The trade skills and techniques are the basis of the customer service. Representing a set of personal and professional actions of your personality, presented in a certain way, they can form or prevent the sale. A successful salesperson possesses those personal and professional traits of his or her individuality that work in sync with the customer's expectations and help to successfully turn the purchase intention into an act of consent.

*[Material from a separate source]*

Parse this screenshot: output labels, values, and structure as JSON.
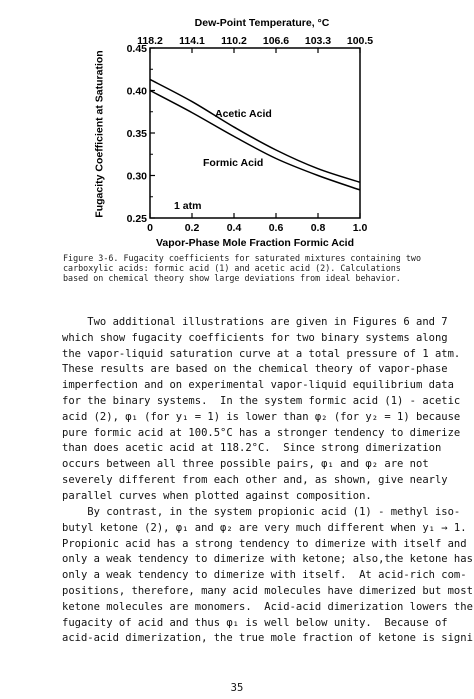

At the heart of all our reactions to customers are the conscious and the subconscious within us. Appearance, behavior, gestures, habits, facial expressions, reactions, responsibility, aspiration, desire, knowledge, ethics, energy, the pursuit for longevity, are some of the main features of your personality, which in Assesston we put on first in the process of analysis and formation of your future professional commercial success. We will answer many questions that you ask yourself every day, and we will reach their answers so as to support you in self-understanding and the formation of a better "I" on your workplace. We will focus on the most important qualities of the "Face" of your company - the sales team or the sales unit, such as:
- Know - the art of knowing your product or service in the finest detail; to know your competition; the strengths and weaknesses of your package of customer motivators for buying; to use information flexibly and its presentation depending on the situation;
- Feel - to be able to feel what the client wants to hear from you;
- Active listening - to hear everything your client does not telling you;
- Sync - to combine everything learned from the short time spent with the client on your first meeting with and extract the most important factors and motivators for the future purchase. To be able to put yourself in his shoes and see yourself on the side of conviction;
- Present - to be able to convey your message in the language of the person in front of you;
- Active Sale Management - to lead the customer, not to be led. The ability to be a screenwriter, director, protagonist and at the same time a bystander of what you give to the client. The importance of a well-planned customer experience on the way to the purchase.